We performed a retrospective analysis of all patients in the Vascular Quality Initiative (VQI) who underwent primary CEA or redo CEA between January 1, 2003, and April 30, 2016. The setting was consecutive patients from academic and community hospitals across the United States. The VQI is a prospectively maintained database approved by the Society for Vascular Surgery (SVS) for patient safety and quality improvement purposes. It stipulates entry of all vascular cases performed at each participating hospital, contains patient-specific and procedure-specific data from multiple sites across all regions of the United States, and incorporates data on mortality from the Social Security Death Index. At the end of the study period, there were more than 370 hospitals and 2800 participating physicians in the VQI. Details of the data collection and validation process have been published previously. The present study was approved by the VQI Research Advisory Committee, and the Johns Hopkins Institutional Review Board waived the need for individual patient consent under the provisions for deidentified participant and quality improvement research.

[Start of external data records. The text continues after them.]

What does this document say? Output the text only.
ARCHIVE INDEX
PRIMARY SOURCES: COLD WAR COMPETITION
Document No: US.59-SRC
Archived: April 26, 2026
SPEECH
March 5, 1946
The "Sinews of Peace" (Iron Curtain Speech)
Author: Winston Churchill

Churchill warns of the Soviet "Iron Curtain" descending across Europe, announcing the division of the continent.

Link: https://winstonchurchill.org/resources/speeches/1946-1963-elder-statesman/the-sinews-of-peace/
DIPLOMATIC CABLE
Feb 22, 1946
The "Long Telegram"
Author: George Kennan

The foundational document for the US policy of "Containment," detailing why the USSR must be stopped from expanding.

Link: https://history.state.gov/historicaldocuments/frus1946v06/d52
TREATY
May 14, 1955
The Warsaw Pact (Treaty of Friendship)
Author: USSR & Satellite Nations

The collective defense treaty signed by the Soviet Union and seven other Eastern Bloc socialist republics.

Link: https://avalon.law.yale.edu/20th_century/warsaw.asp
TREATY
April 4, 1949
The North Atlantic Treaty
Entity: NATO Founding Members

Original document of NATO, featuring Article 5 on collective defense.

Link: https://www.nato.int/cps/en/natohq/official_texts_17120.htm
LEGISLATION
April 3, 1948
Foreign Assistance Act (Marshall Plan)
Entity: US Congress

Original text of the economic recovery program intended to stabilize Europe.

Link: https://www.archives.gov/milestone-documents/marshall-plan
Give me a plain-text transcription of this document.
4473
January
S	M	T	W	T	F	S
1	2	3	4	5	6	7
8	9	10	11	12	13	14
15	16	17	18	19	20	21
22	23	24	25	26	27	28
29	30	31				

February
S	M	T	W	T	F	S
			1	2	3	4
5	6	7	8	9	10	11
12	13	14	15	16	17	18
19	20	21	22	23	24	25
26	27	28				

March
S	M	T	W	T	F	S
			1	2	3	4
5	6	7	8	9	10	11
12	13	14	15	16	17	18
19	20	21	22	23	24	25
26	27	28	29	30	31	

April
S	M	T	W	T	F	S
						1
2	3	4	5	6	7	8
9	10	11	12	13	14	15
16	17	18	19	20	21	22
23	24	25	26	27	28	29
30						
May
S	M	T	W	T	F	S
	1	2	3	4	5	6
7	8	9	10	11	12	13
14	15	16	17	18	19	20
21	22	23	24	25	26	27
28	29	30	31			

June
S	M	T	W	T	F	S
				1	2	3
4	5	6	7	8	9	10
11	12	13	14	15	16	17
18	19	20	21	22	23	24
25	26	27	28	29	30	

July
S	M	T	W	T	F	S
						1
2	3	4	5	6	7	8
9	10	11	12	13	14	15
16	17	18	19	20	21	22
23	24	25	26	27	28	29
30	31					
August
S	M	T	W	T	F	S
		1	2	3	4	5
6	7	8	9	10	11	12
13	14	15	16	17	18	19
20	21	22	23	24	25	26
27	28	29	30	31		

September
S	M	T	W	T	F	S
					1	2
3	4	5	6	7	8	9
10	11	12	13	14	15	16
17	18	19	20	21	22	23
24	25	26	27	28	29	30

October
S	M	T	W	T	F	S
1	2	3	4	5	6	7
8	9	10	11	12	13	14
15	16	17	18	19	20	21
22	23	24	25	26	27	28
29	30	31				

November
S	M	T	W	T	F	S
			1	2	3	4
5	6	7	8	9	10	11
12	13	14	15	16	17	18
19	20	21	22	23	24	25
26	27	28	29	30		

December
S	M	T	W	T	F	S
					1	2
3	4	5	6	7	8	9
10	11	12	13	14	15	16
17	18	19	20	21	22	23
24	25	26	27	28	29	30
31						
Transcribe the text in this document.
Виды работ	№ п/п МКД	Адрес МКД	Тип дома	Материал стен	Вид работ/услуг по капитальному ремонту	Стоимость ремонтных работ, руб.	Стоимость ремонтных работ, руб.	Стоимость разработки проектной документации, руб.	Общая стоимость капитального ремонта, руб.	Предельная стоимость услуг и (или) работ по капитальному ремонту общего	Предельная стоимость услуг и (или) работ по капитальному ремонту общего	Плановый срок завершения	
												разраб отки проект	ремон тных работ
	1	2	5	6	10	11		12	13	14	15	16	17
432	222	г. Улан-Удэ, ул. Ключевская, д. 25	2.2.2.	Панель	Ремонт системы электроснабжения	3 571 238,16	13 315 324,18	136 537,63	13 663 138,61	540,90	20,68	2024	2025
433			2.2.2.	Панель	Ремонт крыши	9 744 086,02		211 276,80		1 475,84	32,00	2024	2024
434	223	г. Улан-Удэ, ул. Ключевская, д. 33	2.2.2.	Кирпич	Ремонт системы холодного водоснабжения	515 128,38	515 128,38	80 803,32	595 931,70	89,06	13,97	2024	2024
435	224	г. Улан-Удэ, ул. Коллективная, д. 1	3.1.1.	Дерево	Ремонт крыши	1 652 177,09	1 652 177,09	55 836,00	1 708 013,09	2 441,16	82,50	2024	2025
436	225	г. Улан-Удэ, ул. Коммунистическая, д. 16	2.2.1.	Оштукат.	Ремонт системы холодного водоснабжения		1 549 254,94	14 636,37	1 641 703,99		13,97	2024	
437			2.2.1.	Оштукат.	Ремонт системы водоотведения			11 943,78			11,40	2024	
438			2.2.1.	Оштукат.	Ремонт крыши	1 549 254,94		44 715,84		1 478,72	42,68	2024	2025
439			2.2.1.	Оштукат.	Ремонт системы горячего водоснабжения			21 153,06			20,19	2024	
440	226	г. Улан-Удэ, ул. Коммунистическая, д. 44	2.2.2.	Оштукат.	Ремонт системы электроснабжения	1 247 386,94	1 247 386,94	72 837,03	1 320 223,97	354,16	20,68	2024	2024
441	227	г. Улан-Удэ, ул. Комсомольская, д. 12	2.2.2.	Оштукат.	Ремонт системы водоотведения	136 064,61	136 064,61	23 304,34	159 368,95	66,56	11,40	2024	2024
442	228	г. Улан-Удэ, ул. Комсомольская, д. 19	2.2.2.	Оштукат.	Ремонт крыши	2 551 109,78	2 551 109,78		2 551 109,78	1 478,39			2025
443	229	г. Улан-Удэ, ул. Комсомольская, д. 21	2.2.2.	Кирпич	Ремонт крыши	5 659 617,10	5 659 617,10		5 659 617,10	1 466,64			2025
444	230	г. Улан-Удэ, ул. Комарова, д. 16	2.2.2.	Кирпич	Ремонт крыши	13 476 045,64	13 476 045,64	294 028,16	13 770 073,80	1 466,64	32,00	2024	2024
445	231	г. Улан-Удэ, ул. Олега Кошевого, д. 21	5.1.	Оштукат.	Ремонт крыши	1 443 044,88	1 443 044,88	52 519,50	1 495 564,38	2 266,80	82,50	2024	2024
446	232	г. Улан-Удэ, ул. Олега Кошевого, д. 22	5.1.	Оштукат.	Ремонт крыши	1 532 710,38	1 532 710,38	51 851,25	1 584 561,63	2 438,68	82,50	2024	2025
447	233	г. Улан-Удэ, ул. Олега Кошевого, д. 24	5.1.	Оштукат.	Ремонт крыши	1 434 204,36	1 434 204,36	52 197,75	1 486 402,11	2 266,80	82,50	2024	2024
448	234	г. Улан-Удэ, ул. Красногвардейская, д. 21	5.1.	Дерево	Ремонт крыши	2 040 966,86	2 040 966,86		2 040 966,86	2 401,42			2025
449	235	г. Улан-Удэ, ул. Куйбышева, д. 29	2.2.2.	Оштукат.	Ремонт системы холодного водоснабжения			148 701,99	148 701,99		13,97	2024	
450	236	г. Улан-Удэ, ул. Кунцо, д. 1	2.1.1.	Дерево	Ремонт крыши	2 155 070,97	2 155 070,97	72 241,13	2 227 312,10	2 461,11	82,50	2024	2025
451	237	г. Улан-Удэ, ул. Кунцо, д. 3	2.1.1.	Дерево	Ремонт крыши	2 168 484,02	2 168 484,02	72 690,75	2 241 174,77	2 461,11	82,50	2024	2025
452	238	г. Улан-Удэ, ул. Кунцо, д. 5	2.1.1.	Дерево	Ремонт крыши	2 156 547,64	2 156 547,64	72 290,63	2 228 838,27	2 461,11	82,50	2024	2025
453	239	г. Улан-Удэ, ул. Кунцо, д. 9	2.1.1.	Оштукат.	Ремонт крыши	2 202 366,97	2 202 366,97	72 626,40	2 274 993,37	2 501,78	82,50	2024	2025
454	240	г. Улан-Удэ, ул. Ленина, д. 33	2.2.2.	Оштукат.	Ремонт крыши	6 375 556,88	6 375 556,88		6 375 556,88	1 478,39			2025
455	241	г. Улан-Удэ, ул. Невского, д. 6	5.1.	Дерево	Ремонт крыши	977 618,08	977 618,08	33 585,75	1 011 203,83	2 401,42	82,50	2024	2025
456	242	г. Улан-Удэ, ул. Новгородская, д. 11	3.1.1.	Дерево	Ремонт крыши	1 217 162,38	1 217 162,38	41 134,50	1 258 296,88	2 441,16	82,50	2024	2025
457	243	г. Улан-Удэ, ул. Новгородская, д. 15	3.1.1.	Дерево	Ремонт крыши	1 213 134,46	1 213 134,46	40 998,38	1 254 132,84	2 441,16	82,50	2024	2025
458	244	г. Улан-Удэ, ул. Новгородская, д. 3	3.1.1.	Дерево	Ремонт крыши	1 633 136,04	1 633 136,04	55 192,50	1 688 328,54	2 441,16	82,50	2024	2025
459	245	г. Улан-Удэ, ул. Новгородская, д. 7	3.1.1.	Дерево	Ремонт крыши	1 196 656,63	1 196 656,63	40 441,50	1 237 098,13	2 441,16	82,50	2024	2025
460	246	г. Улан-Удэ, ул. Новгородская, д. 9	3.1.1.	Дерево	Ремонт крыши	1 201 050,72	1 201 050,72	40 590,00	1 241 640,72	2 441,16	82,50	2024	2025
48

Patients who underwent primary CEA or redo CEA were identified directly from the variables recorded in the VQI database. The relevant patient-related and procedure-related data assessed are listed in Table 1. The presence of a preoperative symptom was denoted as the occurrence of ipsilateral ocular or cortical transient ischemic attack or stroke within 6 months before surgery. The interval between symptom and surgery was also examined. Degree of stenosis was the most severe stenosis obtained from duplex, magnetic resonance angiography, computed tomographic angiography, or angiogram. The total number of CEAs performed by each surgeon was computed, and operators were subsequently grouped into quartiles of case volume.
Abbreviations: ASA, American Society of Anesthesiologists; CAD, coronary artery disease; CEA, carotid endarterectomy; CHF, congestive heart failure; COPD, chronic obstructive pulmonary disease; IQR, interquartile range; TIA, transient ischemic attack.
Postoperative (30-day) outcomes were ipsilateral stroke, death, myocardial infarction (MI), stroke or death, and stroke, death, or MI. One-year outcomes were stroke, death, and the composite of stroke or death. The individual and composite outcomes were chosen a priori based on clinical relevance. The composite outcome was included in this study because it is the counterfactual surrogate for “no adverse event after CEA,” which is the clinical objective of patient-centered care. Stroke was denoted as the occurrence of minor or major, ocular, or cortical stroke after surgery. Myocardial infarction was confirmed by electrocardiogram changes or critical elevation in troponins. Complications examined were cranial nerve injury, wound reexploration after closure, wound infection, return to the operating room for bleeding, neurologic or incision-related events, procedure-related arrhythmia, and reperfusion symptoms.